People who have done gastroscopy should have the same experience, that is, they are very uncomfortable. After all, it is a foreign body inserted into the stomach. Next, let me tell you about the whole process of gastroscopy from preparation to completion. Let's learn about it together.
At present, gastroscopy is the most widely used and fastest developed endoscopic examination. Through this examination, the nature, size, location and scope of inflammation, ulcer or tumor of esophagus, stomach and duodenum can be directly observed, and histological or cytological pathological examination can be performed.
Fasting for 8 hours, those with pyloric obstruction should eat liquid within 2-3 days before examination, and gastric lavage should be done one night before examination. If you have done X-ray barium meal examination, you should not do gastroscopy within 3 days.
5-10 minutes before examination, take a 2% lidocaine gel orally for local anesthesia. In addition, hepatitis B and C virus markers need to be detected before the examination, and those who are positive should be examined with a special gastroscope!
Generally, take the left lateral position, bend your legs, put a low pillow on your head, relax your neck, and loosen your collar and tie. The mouth will usually give us a curved plate to hold the patient's saliva.
The operator faces the patient, holds the operation department in his left hand, and holds the mirror end in his right hand about 20cm. Under direct vision, he inserts it into the oral cavity, and slowly pushes it down along the dorsal tongue and posterior pharyngeal wall to the level of cricoid cartilage. When the upper mouth of the esophagus is visible, he inserts the gastroscope.
At this time, the patient needs to keep the position of the head still. When the gastroscope is inserted 15cm to the throat, ask the patient to swallow, but do not swallow saliva to avoid choking. Let saliva flow into the curved plate or suck it out with a straw.

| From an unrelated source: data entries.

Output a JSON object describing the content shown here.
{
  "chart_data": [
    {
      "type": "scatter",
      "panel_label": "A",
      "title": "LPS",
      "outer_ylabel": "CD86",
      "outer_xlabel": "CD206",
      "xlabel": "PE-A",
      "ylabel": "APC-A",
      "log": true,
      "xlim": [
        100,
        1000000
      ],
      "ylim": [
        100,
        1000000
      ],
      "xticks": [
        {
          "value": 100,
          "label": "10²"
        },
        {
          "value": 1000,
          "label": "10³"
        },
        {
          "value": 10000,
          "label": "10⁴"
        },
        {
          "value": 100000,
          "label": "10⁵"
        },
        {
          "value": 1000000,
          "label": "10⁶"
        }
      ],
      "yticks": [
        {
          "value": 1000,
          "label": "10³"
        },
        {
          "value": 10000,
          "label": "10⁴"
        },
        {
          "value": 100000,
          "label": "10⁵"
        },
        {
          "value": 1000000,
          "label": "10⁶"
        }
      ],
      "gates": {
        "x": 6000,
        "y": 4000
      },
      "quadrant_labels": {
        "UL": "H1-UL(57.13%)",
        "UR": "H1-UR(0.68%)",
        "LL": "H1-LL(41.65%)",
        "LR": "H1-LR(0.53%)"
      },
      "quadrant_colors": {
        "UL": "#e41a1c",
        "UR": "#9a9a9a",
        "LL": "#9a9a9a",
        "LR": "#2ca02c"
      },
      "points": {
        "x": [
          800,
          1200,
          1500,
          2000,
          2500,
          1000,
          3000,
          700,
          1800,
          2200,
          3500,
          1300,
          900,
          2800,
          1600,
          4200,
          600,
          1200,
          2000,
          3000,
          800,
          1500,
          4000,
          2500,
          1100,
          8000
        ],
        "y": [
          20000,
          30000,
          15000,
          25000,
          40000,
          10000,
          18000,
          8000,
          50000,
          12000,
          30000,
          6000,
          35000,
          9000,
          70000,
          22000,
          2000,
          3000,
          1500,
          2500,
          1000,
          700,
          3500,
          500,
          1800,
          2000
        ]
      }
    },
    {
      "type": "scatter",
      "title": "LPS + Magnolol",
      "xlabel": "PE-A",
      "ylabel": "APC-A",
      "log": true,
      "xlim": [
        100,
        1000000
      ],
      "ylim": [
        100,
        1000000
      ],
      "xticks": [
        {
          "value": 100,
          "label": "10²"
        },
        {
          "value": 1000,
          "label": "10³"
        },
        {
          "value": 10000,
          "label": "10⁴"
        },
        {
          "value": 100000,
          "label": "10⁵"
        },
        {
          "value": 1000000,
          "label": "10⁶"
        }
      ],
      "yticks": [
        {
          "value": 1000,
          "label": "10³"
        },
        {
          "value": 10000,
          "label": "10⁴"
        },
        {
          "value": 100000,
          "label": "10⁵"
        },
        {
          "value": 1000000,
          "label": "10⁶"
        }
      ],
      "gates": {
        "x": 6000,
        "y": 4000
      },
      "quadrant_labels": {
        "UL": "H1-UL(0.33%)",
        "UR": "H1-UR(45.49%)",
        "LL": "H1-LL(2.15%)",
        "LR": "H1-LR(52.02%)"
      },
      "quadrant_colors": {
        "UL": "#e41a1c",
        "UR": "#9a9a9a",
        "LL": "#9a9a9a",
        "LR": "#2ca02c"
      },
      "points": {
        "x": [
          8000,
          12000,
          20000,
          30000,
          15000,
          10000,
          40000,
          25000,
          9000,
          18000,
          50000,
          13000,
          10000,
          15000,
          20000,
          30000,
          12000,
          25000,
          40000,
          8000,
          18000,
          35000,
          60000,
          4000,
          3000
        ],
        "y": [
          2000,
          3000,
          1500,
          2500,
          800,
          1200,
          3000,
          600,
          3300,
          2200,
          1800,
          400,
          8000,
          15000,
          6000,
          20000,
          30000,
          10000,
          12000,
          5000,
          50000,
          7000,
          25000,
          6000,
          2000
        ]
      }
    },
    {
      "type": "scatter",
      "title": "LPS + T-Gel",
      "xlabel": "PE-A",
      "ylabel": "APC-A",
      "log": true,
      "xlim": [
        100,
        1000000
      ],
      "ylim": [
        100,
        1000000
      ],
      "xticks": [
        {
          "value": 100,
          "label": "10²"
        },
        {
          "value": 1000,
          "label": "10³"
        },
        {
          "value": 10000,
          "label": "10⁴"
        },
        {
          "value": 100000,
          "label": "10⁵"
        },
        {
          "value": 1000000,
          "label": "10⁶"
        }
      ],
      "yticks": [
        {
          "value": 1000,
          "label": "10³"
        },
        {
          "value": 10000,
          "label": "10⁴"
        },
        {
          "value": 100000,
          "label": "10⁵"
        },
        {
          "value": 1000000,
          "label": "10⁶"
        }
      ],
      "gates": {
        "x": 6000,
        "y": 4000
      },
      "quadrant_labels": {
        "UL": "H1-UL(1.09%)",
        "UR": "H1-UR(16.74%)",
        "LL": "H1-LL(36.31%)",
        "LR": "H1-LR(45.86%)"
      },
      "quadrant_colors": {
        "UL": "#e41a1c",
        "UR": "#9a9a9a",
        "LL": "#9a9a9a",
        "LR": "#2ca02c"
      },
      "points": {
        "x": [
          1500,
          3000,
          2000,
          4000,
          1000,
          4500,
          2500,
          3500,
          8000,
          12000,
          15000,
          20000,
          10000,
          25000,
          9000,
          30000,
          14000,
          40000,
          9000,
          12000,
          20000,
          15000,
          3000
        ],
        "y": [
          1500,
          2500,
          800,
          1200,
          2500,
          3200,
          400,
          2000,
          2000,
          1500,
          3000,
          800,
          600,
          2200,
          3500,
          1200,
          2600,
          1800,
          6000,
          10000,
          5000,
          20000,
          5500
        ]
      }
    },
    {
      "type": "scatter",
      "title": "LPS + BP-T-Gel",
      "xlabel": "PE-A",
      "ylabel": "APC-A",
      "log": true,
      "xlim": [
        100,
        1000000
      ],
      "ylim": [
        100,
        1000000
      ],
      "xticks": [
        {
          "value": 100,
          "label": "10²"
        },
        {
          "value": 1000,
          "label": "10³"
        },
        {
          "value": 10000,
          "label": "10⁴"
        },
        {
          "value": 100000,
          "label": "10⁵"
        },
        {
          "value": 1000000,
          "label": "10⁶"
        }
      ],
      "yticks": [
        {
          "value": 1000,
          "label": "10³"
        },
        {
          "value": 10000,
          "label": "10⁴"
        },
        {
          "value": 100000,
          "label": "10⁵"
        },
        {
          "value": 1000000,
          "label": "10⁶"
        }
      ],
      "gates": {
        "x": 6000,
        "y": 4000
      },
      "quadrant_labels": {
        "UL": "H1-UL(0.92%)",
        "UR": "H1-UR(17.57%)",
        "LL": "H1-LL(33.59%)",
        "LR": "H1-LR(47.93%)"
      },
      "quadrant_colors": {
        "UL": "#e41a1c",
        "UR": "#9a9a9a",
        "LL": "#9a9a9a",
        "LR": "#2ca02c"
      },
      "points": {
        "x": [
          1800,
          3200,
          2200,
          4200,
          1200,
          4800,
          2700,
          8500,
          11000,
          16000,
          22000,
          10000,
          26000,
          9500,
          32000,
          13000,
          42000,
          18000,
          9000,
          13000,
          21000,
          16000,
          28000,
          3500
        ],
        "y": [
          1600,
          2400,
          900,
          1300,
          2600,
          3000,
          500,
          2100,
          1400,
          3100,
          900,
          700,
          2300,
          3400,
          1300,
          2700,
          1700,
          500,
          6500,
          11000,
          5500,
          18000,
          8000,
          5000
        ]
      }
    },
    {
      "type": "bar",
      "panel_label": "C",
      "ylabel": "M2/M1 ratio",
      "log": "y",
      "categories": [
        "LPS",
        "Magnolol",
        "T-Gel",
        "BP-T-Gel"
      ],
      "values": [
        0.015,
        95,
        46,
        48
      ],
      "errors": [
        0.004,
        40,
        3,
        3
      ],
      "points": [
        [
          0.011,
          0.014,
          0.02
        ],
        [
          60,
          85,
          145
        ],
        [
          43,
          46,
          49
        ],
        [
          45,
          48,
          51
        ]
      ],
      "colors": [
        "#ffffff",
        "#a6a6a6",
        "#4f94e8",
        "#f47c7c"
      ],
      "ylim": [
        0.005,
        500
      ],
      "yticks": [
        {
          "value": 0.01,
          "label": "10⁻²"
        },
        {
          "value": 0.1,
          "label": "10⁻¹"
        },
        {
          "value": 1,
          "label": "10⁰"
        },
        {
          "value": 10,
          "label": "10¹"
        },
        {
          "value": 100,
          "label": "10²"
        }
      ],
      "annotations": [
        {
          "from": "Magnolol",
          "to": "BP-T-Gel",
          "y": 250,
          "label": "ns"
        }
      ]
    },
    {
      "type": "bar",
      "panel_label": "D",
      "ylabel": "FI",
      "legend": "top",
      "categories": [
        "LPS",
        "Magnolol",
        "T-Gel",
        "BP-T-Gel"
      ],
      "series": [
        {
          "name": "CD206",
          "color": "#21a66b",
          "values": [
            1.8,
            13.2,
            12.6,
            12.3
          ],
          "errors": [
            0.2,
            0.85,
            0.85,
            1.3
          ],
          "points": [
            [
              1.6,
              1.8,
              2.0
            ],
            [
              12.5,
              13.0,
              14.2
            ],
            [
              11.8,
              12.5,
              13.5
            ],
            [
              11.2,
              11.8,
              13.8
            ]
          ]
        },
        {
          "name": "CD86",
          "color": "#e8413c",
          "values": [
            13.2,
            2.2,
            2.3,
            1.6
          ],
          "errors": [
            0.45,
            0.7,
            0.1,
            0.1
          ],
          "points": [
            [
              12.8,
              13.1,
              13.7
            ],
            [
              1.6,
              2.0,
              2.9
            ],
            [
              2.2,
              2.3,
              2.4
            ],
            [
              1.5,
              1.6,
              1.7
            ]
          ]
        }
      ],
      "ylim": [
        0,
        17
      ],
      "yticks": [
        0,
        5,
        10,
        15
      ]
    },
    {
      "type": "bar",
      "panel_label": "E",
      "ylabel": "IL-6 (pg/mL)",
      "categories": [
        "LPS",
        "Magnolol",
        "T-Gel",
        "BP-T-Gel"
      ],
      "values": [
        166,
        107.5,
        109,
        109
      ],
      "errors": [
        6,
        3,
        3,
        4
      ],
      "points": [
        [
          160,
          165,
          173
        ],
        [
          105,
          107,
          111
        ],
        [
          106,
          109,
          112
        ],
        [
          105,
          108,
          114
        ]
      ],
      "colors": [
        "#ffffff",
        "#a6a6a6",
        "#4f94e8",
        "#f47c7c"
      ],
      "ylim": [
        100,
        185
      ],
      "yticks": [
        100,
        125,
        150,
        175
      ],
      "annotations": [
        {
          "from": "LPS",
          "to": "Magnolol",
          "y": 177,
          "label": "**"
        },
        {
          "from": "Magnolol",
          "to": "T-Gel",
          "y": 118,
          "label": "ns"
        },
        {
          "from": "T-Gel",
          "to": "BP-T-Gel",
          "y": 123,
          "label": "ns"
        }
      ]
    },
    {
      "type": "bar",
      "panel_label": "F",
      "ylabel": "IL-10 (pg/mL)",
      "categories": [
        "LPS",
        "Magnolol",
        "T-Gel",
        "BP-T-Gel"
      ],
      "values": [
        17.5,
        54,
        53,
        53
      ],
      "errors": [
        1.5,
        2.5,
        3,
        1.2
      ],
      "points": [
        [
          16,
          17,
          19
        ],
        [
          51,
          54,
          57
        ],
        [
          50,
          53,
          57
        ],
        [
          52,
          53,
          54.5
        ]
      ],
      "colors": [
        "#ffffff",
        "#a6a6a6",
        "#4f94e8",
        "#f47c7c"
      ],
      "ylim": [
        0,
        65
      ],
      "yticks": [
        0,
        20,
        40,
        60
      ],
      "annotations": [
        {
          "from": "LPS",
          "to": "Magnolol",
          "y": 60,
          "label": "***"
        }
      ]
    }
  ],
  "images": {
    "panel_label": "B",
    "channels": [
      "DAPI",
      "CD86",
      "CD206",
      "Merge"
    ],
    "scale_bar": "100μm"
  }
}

When withdrawing from the endoscope, try to pump air as much as possible to prevent the patient from bloating. The anesthetic effect of throat will not subside after operation, so try not to swallow saliva to avoid choking cough. 2 hours after operation, you can drink a small amount of water first, and then eat if there is no choking cough.On the same day, the diet should be liquid or semi-liquid. Patients undergoing biopsy should fast water for 4 hours and eat a warm and cool diet. Note that if you have sore throat and foreign body sensation in the throat, you must not cough hard to avoid damaging the throat mucosa. If abdominal pain and bloating occur, massage can be performed to promote exhaust!